Zahlreiche Verflechtungen mit anderen Unternehmen und mit der Politik – der dritte Renault Vorsitzende Dreyfuss wurde in den Achtziger Jahren Industrieminister – ermöglichten dem Unternehmen auch nach dem Krieg eine dominante Stellung in der französischen Automobilindustrie. Jedoch konnte die Marke nie in allen Segmenten Fuß fassen. Es wurden keine Oberklassemodelle produziert, stattdessen kam Anfang der Siebziger Jahre mit dem Renault 5 bereits der Nachfolger für die 4 heraus, welche aber tatsächlich länger produziert wurde. Renault bediente mit diesem Wagen den Wunsch nach sportlichen Kleinwagen. Das Modell der „Polo-Klasse mit Fließheck war bei knapp 800 kg Gewicht mit bis zu 1,4 Litern Hubraum und maximal 105 PS (Alpine Turbo) motorisiert. Renault ließ zu Promotionszwecken sogar eine eigene Markenmeisterschaft, den Renault-5-Pokal, austragen.Nicht ohne Grund gibt es auf dem Gebrauchtwagen- und Newtimermarkt außer den genannten kaum Modelle von Renault aus den Achtziger Jahren. Das Unternehmen befand sich in diesem Jahrzehnt in seiner wohl schwersten kommerziellen Krise seit Kriegsende. Den Weg aus dieser Situation wiesen mehrere Maßnahmen: Zum einen begann das Unternehmen eine „Designoffensive“. Konsequenter als andere Hersteller fügte sich Renault dem Trend zu abgerundeten stromlinienförmigen Karosserien. Zudem änderte man die Benennungsweisen der neuen Modelle. An die früheren Ordnungszahlen wie beim Renault 4 und 5 traten assoziationsreiche französische Begriffe. Ein Beispiel für diese Modernisierungen ist der ab 1995 hergestellte Megané, der die kantige Kompaktklasselimousine 19 ablöste. Das in Deutschland bekanntestes Modell der letzten 15 Jahre ist aber der Twingo geworden. Als direkter Nachfolger des Renault 4 hatte er bereits in der ersten Generation eine recht sparsame Motorisierung (maximal 55 KW) und eine spartanische Ausstattung. Das Modell fand in Deutschland jedoch schnell eine Marktnische, da es das das stärker werdende Bedürfnis nach „Vernunftautos“ bediente.

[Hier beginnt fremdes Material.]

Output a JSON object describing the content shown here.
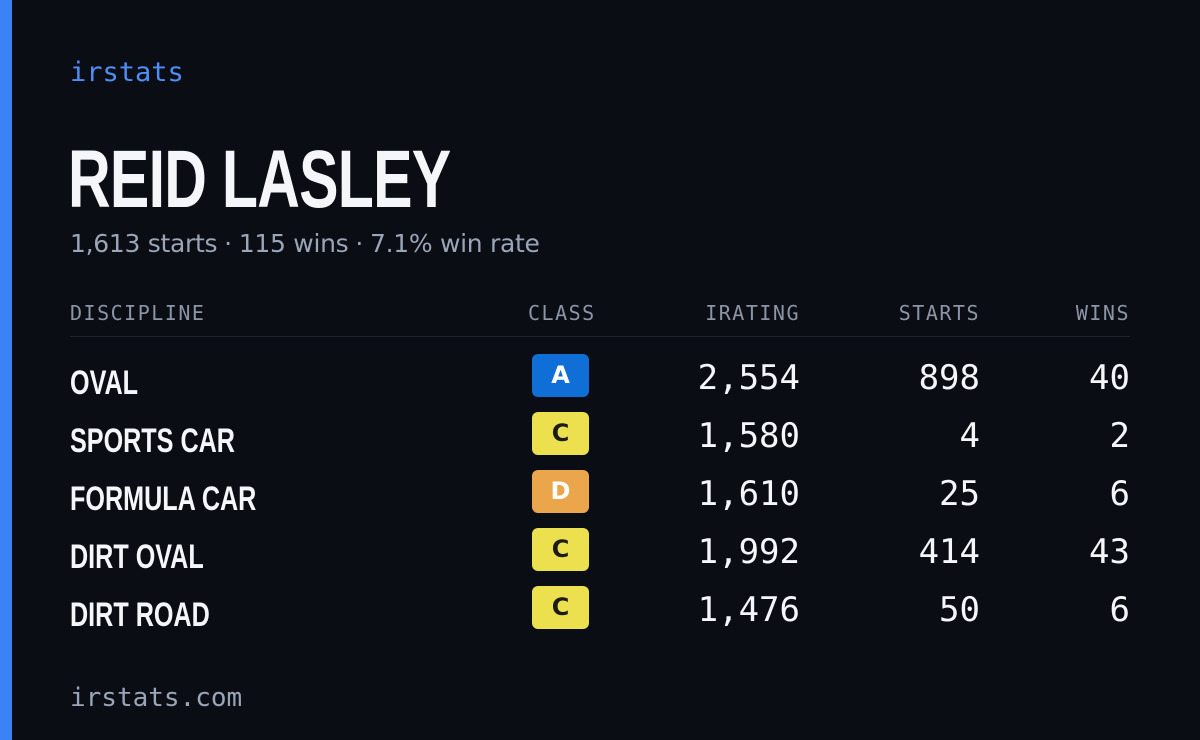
{
  "brand": "irstats",
  "driver": {
    "name": "REID LASLEY",
    "summary": {
      "starts": "1,613 starts",
      "wins": "115 wins",
      "win_rate": "7.1% win rate",
      "separator": "·"
    }
  },
  "table": {
    "headers": {
      "discipline": "DISCIPLINE",
      "class": "CLASS",
      "irating": "IRATING",
      "starts": "STARTS",
      "wins": "WINS"
    },
    "rows": [
      {
        "discipline": "OVAL",
        "class": "A",
        "irating": "2,554",
        "starts": "898",
        "wins": "40"
      },
      {
        "discipline": "SPORTS CAR",
        "class": "C",
        "irating": "1,580",
        "starts": "4",
        "wins": "2"
      },
      {
        "discipline": "FORMULA CAR",
        "class": "D",
        "irating": "1,610",
        "starts": "25",
        "wins": "6"
      },
      {
        "discipline": "DIRT OVAL",
        "class": "C",
        "irating": "1,992",
        "starts": "414",
        "wins": "43"
      },
      {
        "discipline": "DIRT ROAD",
        "class": "C",
        "irating": "1,476",
        "starts": "50",
        "wins": "6"
      }
    ]
  },
  "class_colors": {
    "A": {
      "bg": "#0f6fd6",
      "fg": "#ffffff"
    },
    "C": {
      "bg": "#ede04f",
      "fg": "#1b1b1b"
    },
    "D": {
      "bg": "#eba54a",
      "fg": "#ffffff"
    }
  },
  "colors": {
    "accent": "#3b82f6",
    "background": "#0a0d14"
  },
  "footer": {
    "url": "irstats.com"
  }
}
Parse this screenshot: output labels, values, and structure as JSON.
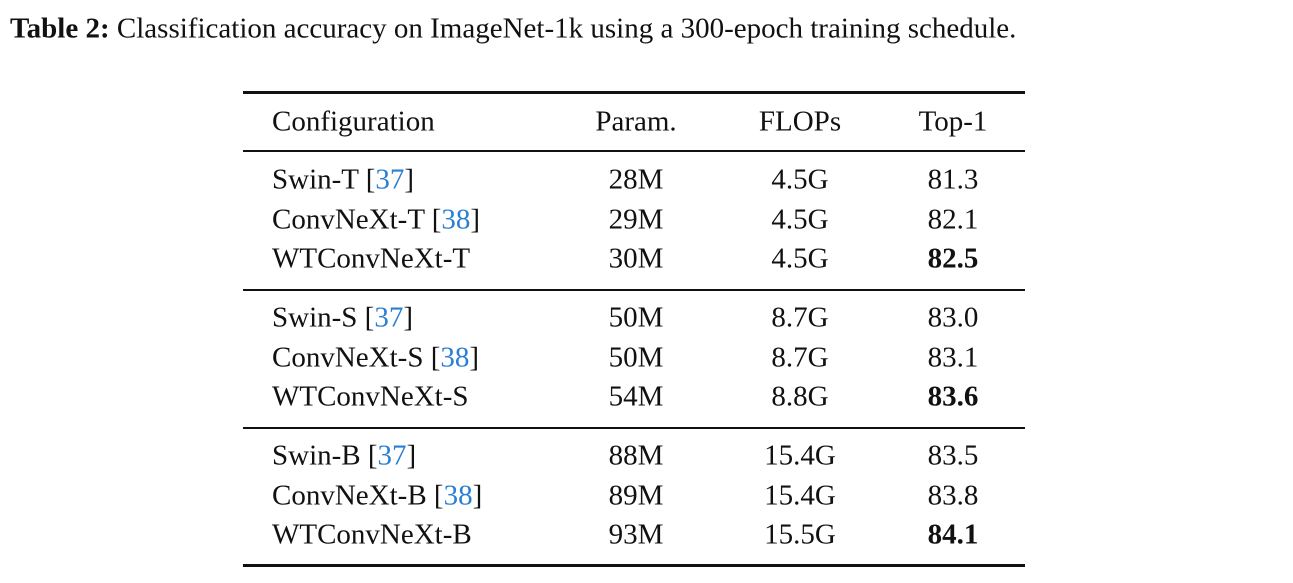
{
  "caption": {
    "label": "Table 2:",
    "text": "Classification accuracy on ImageNet-1k using a 300-epoch training schedule."
  },
  "table": {
    "header": [
      "Configuration",
      "Param.",
      "FLOPs",
      "Top-1"
    ],
    "groups": [
      {
        "rows": [
          {
            "config": [
              "Swin-T [",
              "37",
              "]"
            ],
            "cells": [
              "28M",
              "4.5G",
              "81.3"
            ],
            "best": false
          },
          {
            "config": [
              "ConvNeXt-T [",
              "38",
              "]"
            ],
            "cells": [
              "29M",
              "4.5G",
              "82.1"
            ],
            "best": false
          },
          {
            "config": [
              "WTConvNeXt-T"
            ],
            "cells": [
              "30M",
              "4.5G",
              "82.5"
            ],
            "best": true
          }
        ]
      },
      {
        "rows": [
          {
            "config": [
              "Swin-S [",
              "37",
              "]"
            ],
            "cells": [
              "50M",
              "8.7G",
              "83.0"
            ],
            "best": false
          },
          {
            "config": [
              "ConvNeXt-S [",
              "38",
              "]"
            ],
            "cells": [
              "50M",
              "8.7G",
              "83.1"
            ],
            "best": false
          },
          {
            "config": [
              "WTConvNeXt-S"
            ],
            "cells": [
              "54M",
              "8.8G",
              "83.6"
            ],
            "best": true
          }
        ]
      },
      {
        "rows": [
          {
            "config": [
              "Swin-B [",
              "37",
              "]"
            ],
            "cells": [
              "88M",
              "15.4G",
              "83.5"
            ],
            "best": false
          },
          {
            "config": [
              "ConvNeXt-B [",
              "38",
              "]"
            ],
            "cells": [
              "89M",
              "15.4G",
              "83.8"
            ],
            "best": false
          },
          {
            "config": [
              "WTConvNeXt-B"
            ],
            "cells": [
              "93M",
              "15.5G",
              "84.1"
            ],
            "best": true
          }
        ]
      }
    ]
  }
}
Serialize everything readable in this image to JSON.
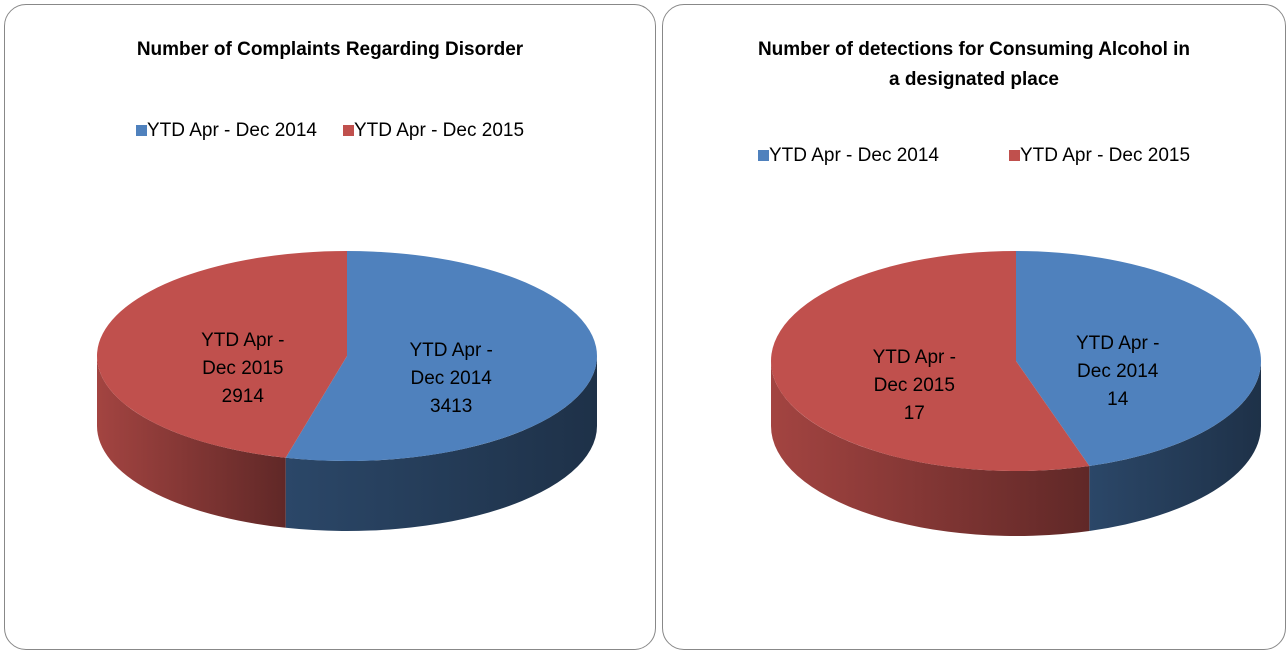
{
  "chart_data": [
    {
      "type": "pie",
      "title": "Number of Complaints Regarding Disorder",
      "categories": [
        "YTD Apr - Dec 2014",
        "YTD Apr - Dec 2015"
      ],
      "values": [
        3413,
        2914
      ],
      "colors": [
        "#4f81bd",
        "#c0504d"
      ],
      "legend": "top"
    },
    {
      "type": "pie",
      "title": "Number of detections for Consuming Alcohol in a designated place",
      "categories": [
        "YTD Apr - Dec 2014",
        "YTD Apr - Dec 2015"
      ],
      "values": [
        14,
        17
      ],
      "colors": [
        "#4f81bd",
        "#c0504d"
      ],
      "legend": "top"
    }
  ]
}
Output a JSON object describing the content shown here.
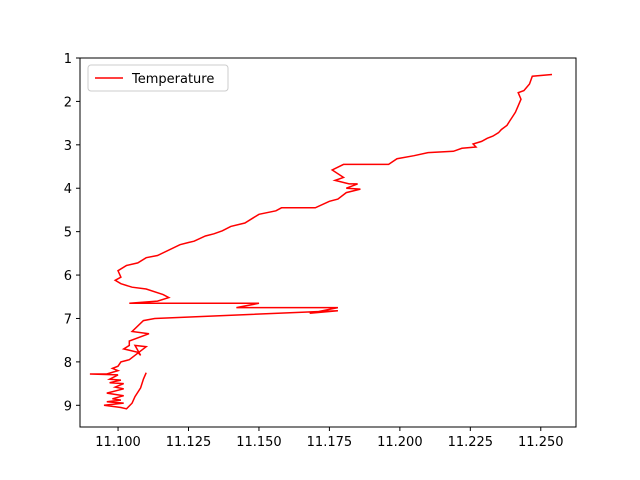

Zum höheren Ansehen der Marke hat sicher auch die enorm erfolgreiche Beteiligung an der Formel 1 seit 1977 beigetragen. Anfang der Neunziger Jahre konnte Renault mit Fahrern wie Ayrton Senna und Michael Schuhmacher den World-Cup dominieren, und auch der derzeitige Star Fernando Alonso hat bereits zwei Gesamtsiege errungen.Die wirtschaftlich, aber auch technisch folgenreichste Entscheidung des Unternehmens war aber eine 1999 mit dem japanischen Hersteller Nissan geschlossene Kooperation. Beide Unternehmen halten seitdem Anteile am Aktienbestand des jeweils anderen und arbeiten bei der Modellentwicklung eng zusammen. Renault stieg durch diese Fusion und durch die gleichzeitige Übernahme der rumänsichen Marke Dacia zum viertgrößten Automobilhersteller der Welt auf. Um Entwicklungskosten zu sparen, werden wesentliche Teile neuer Modelle sowohl in Nissan als auch in Renault-Fahrzeugen verwendet. Dieses so genannte Badge Engineering betrifft vor allem Komponenten, welche die Gesamtcharakteristik und die Wahrnehmung des Wagens nicht stark beeinflussen: Sowerden etwa von außen nicht sichtbare Komponenten die Wagenachsen und Radhäuser doppelt verwendet. Einige Modelle haben jedoch auch gemeinsam verwendete Motorentypen, und der Clio (Nachfolger des Renault 5) hat im Nissan Versa sogar einen optisch nahezu gleichen Zwillingsbruder.